Every time an application team gets caught up in the “build vs. buy” debate, it stalls projects and delays time to revenue. But many teams forget that when it comes to embedded BI, the question isn’t necessarily when to build OR buy; it’s a question of whether to do a little of both by taking a combined approach.
As you evaluate your analytics solution for 2018, take a look at the pros and cons of these options to decide what’s best for your organization.
When to Build
The first instinct for many software companies is to build exactly what they want with the help of open-source code libraries and charting components. This works for some organizations, especially those that think their users don’t have complex requirements.
PRO: Even as companies grow and modernize, the primary reason for taking this code-intensive approach is to maintain complete control over the look and feel of the application—and because developers often assert that it’s the best way.
CON: The build route is rarely sustainable over time. Customers inevitably ask for more functionality, more flexibility in their analysis, and more methods to gain insight without the help of application teams or IT departments.
Software companies that stay on the “build” track commit to significant resources in development, support, and keeping up with advances in data visualizations and business intelligence over the long term.
When to Buy
Most software companies are under pressure from customers or competitors to improve analytics quickly. That’s because time to market can affect revenue. If your competition is offering the same sought-after features before you’ve even gotten started, you’ve already lost out.
PRO: Maybe building your own analytics is unsustainable, or perhaps you need to release a solution quickly and don’t have time to build internally. In these instances, buying a bolt-on BI product may be a smart choice. Fortunately for BI buyers, the market has never been so robust.

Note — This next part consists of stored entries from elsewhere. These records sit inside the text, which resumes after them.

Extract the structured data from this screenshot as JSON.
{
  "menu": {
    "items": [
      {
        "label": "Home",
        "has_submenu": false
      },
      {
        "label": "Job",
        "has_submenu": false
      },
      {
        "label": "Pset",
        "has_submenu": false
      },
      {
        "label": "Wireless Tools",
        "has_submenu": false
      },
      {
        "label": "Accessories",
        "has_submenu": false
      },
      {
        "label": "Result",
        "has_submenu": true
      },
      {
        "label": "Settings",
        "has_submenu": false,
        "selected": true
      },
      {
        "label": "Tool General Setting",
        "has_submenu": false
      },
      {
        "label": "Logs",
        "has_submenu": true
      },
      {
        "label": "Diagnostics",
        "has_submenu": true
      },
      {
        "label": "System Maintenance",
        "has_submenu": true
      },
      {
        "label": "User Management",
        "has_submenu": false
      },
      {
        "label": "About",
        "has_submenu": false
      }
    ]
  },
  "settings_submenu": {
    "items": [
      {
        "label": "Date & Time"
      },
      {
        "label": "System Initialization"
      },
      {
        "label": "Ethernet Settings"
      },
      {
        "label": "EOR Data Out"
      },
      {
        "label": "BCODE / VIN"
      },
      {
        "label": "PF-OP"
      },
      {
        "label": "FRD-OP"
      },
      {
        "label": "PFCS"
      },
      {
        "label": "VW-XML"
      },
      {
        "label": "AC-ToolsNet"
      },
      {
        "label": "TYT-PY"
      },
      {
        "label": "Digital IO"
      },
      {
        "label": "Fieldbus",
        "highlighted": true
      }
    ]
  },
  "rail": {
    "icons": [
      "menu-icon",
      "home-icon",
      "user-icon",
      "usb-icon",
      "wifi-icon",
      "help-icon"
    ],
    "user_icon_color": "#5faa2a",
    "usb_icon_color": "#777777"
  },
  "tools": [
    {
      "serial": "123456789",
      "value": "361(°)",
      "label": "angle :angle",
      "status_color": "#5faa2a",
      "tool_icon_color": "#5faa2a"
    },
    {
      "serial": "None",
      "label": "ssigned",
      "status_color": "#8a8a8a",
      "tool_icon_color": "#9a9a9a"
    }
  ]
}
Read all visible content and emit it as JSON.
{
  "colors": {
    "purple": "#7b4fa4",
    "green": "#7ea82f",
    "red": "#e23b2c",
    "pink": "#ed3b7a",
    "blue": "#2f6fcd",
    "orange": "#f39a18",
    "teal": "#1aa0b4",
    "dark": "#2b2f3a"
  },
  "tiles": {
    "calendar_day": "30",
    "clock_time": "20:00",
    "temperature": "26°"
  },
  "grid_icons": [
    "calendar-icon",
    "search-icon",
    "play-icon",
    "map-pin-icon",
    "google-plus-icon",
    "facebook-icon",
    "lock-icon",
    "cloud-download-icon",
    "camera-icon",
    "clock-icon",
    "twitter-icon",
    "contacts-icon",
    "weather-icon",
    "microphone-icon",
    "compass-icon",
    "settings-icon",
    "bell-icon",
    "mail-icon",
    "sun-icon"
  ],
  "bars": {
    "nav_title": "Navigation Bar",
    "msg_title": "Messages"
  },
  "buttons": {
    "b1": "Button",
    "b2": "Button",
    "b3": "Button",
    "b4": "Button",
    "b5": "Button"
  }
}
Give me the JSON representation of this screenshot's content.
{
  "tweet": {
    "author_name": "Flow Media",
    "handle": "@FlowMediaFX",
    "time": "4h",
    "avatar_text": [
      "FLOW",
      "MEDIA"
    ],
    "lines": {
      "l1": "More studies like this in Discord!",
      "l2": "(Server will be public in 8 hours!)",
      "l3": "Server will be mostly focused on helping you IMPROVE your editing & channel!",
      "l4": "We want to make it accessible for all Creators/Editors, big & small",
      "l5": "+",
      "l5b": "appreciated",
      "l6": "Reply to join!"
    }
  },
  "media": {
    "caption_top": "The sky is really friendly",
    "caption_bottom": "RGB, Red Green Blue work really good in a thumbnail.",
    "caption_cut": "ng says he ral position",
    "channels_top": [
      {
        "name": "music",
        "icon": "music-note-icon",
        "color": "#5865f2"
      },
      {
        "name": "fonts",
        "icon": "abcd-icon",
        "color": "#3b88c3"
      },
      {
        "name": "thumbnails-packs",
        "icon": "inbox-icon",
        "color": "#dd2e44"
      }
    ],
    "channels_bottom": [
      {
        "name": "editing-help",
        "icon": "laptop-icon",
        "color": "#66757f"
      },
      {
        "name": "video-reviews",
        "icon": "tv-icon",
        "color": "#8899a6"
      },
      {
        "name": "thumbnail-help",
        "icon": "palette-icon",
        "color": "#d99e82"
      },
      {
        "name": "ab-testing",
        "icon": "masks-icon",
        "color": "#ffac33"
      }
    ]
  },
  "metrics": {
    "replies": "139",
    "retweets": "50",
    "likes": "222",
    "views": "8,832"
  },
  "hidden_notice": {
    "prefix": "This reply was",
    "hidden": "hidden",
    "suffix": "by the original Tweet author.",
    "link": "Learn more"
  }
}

CON: Many of today’s advanced features are strictly for solutions that end users can build and use on their own. They’re not useful for ISVs and SaaS companies embedding analytics within existing software products.
When to Combine
The secret third option—combining the build and buy approaches—is often overlooked, but in many cases proves to be the most successful. More and more companies are choosing to partner with a third-party analytics development platform, which gives them the freedom to customize a solution without the risks and long-term costs that go along with building one.
PRO: Companies taking this approach gain the security of working with a trusted partner without the limitations that most out-of-the-box products have. This gives them the flexibility of building, the assurances of being backed by a customer-centric company, and a price that makes ROI real.
PRO: Companies taking a combined approach are also able to embed analytics at a deeper level and integrate more advanced capabilities than those that buy a bolt-on product or build their own solution.